Il vient de réaliser. Il est perturbé. Pas excessivement perturbé, mais plutôt comme un oiseau nocturne qui, ignorant du jour, se décidera à y voler mais seulement si nécessaire, grande ombre ébauchée rayée de brun, avant de regagner le plus vite possible les bois touffus de la forêt et les ténèbres qui le rassurent.

Je sors de la maison avec hâte. Je veux respirer. Dehors les oiseaux ne cessent de produire leur petit tumulte. J'ai emporté un livre, mais le soleil, pas si faible que ça pour un mois de novembre, n'en finit pas de jeter des taches brunes sur les pages. 

Vendredi 5 novembre

"J'ai parlé avec Mia, ce matin. Elle t'a dit ?"
- Oui, elle m'a dit. Tu appelles ça parler, toi ? Lancer un interdit sans discussion possible, la veste sur le dos, prêt à partir, sur le seuil de la maison à sept heures du matin... Moi, j'appelle ça crier son impuissance en se servant de la répression, plutôt...

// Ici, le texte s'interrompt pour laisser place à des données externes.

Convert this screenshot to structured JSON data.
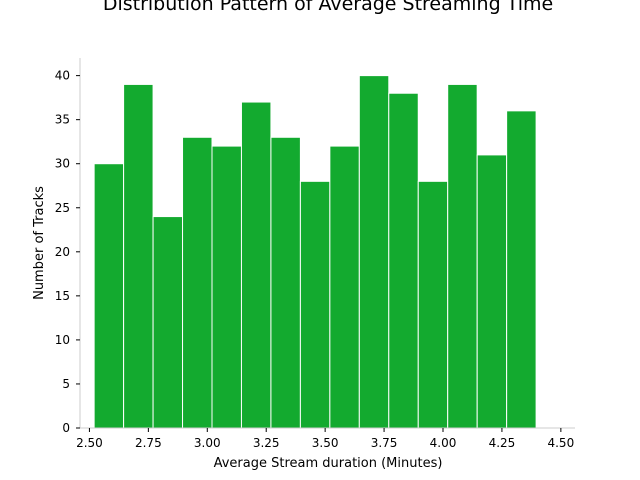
{
  "chart_data": {
    "type": "bar",
    "title": "Distribution Pattern of Average Streaming Time",
    "xlabel": "Average Stream duration (Minutes)",
    "ylabel": "Number of Tracks",
    "xlim": [
      2.46,
      4.56
    ],
    "ylim": [
      0,
      42
    ],
    "xticks": [
      "2.50",
      "2.75",
      "3.00",
      "3.25",
      "3.50",
      "3.75",
      "4.00",
      "4.25",
      "4.50"
    ],
    "yticks": [
      "0",
      "5",
      "10",
      "15",
      "20",
      "25",
      "30",
      "35",
      "40"
    ],
    "bin_start": 2.52,
    "bin_width": 0.125,
    "values": [
      30,
      39,
      24,
      33,
      32,
      37,
      33,
      28,
      32,
      40,
      38,
      28,
      39,
      31,
      36
    ],
    "bar_color": "#13aa2f",
    "edge_color": "#ffffff",
    "grid": false
  }
}
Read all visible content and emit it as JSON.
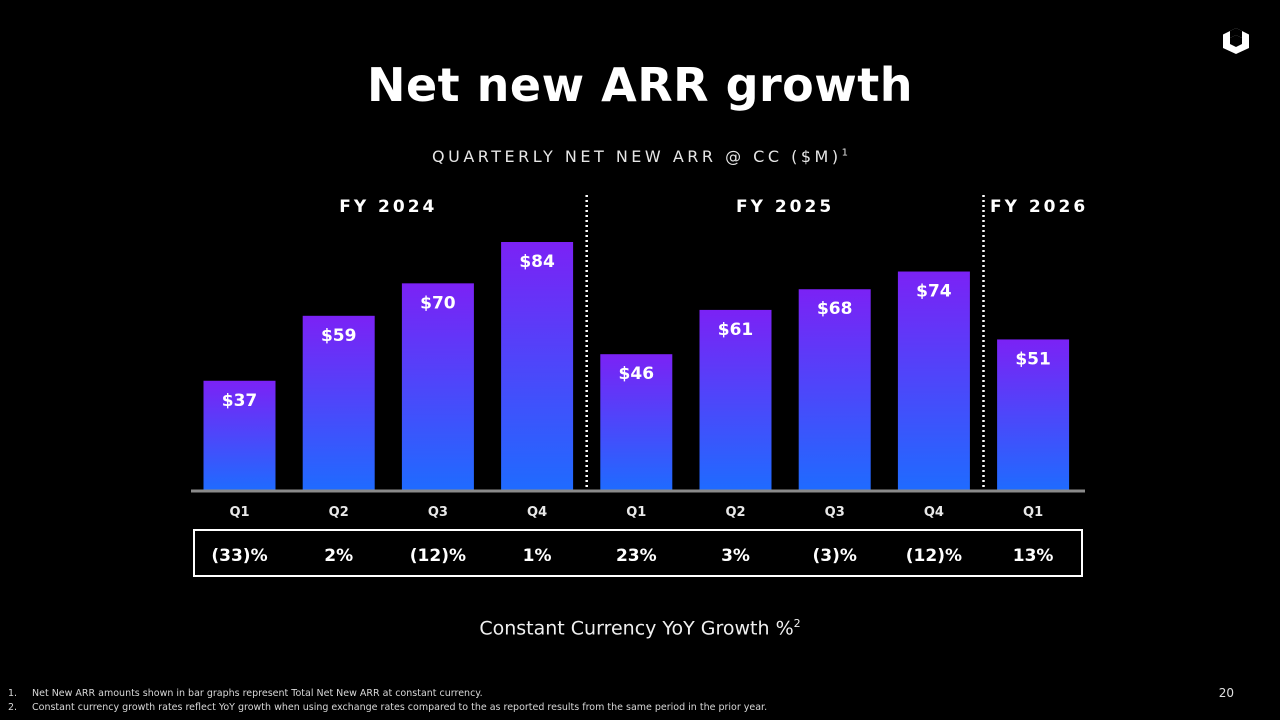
{
  "title": "Net new ARR growth",
  "subtitle": "QUARTERLY NET NEW ARR @ CC ($M)",
  "subtitle_footnote": "1",
  "growth_caption": "Constant Currency YoY Growth %",
  "growth_caption_footnote": "2",
  "footnotes": [
    {
      "num": "1.",
      "text": "Net New ARR amounts shown in bar graphs represent Total Net New ARR at constant currency."
    },
    {
      "num": "2.",
      "text": "Constant currency growth rates reflect YoY growth when using exchange rates compared to the as reported results from the same period in the prior year."
    }
  ],
  "page_number": "20",
  "colors": {
    "bar_top": "#7b22f5",
    "bar_bottom": "#1f6bff",
    "axis": "#8a8a8a",
    "background": "#000000"
  },
  "icons": {
    "logo": "cube-logo-icon"
  },
  "chart_data": {
    "type": "bar",
    "title": "QUARTERLY NET NEW ARR @ CC ($M)",
    "categories": [
      "Q1",
      "Q2",
      "Q3",
      "Q4",
      "Q1",
      "Q2",
      "Q3",
      "Q4",
      "Q1"
    ],
    "values": [
      37,
      59,
      70,
      84,
      46,
      61,
      68,
      74,
      51
    ],
    "value_labels": [
      "$37",
      "$59",
      "$70",
      "$84",
      "$46",
      "$61",
      "$68",
      "$74",
      "$51"
    ],
    "fiscal_years": [
      {
        "label": "FY 2024",
        "quarters": 4
      },
      {
        "label": "FY 2025",
        "quarters": 4
      },
      {
        "label": "FY 2026",
        "quarters": 1
      }
    ],
    "growth_labels": [
      "(33)%",
      "2%",
      "(12)%",
      "1%",
      "23%",
      "3%",
      "(3)%",
      "(12)%",
      "13%"
    ],
    "growth_values": [
      -33,
      2,
      -12,
      1,
      23,
      3,
      -3,
      -12,
      13
    ],
    "ylim": [
      0,
      84
    ],
    "grid": false,
    "legend": "none"
  }
}
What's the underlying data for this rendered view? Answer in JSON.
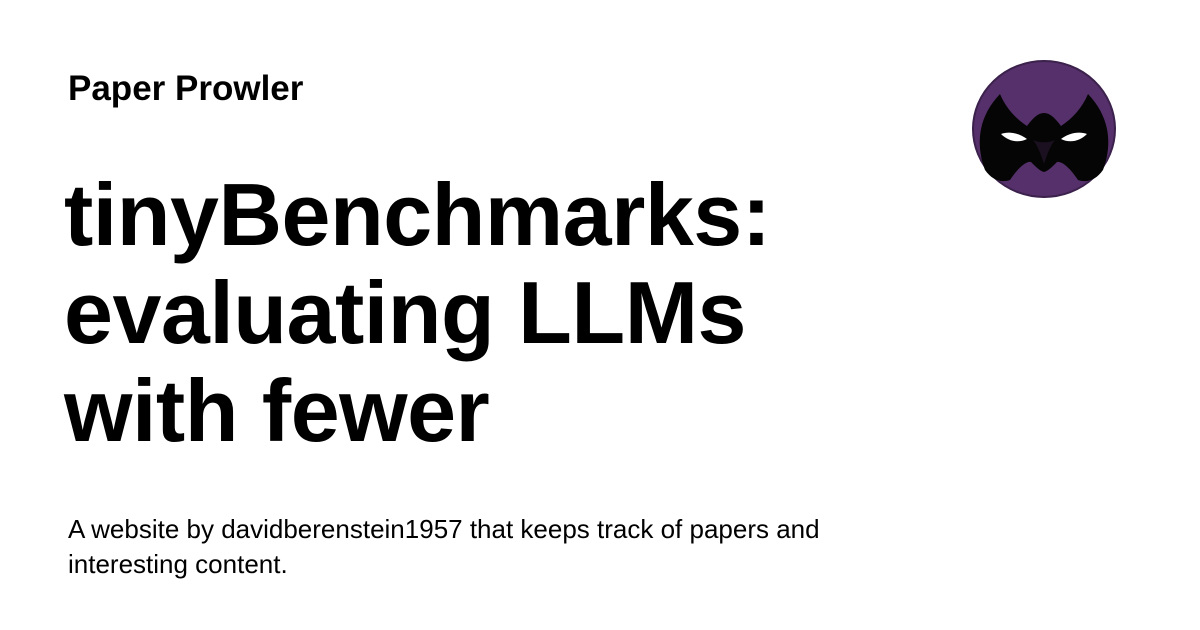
{
  "header": {
    "site_name": "Paper Prowler"
  },
  "main": {
    "title": "tinyBenchmarks: evaluating LLMs with fewer",
    "description": "A website by davidberenstein1957 that keeps track of papers and interesting content."
  },
  "logo": {
    "icon": "masked-face-icon",
    "background_color": "#55306a"
  },
  "colors": {
    "background": "#ffffff",
    "text": "#000000",
    "accent": "#55306a"
  }
}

Il lui a lancé, alors qu'elle se préparait pour partir à la fac (pour une fois!) : - Tu revois une personne que tu ne devrais pas revoir. Je te l'interdis. - Mais papa, on ne peut pas parler de ça maintenant, il faut qu'on en discute... - Non, je n'ai rien de plus à ajouter, je te l'interdis, c'est tout. Je n'y reviendrai pas.
C'est ainsi qu'elle m'a relaté ce qu'il appelle une "discussion" avec elle. J'en ai eu des milliers comme ça, en un an et demi...
Je lui demande ce qu'il compte faire à présent. Une fois les choses et l'ordre formulés. Rien. Il a fait ce qu'il avait à faire. Pas de suivi ? C'est moi qui vais devoir veiller à ce que les ordres et interdits soient respectés ? Il ne relève pas. Quitte la maison en claquant la porte. Comme à son habitude. Ah! C'est formidable ! Quelle aide précieuse il m'apporte ! Elle va avoir dix-huit ans dans deux mois. Bientôt nous n'aurons plus rien à lui "interdire", à moins de menacer de lui "couper les vivres", comme les pères savent faire. Ils ne savent faire que ça.
Je vais me coucher en me disant qu'ils me font chier, tous les deux.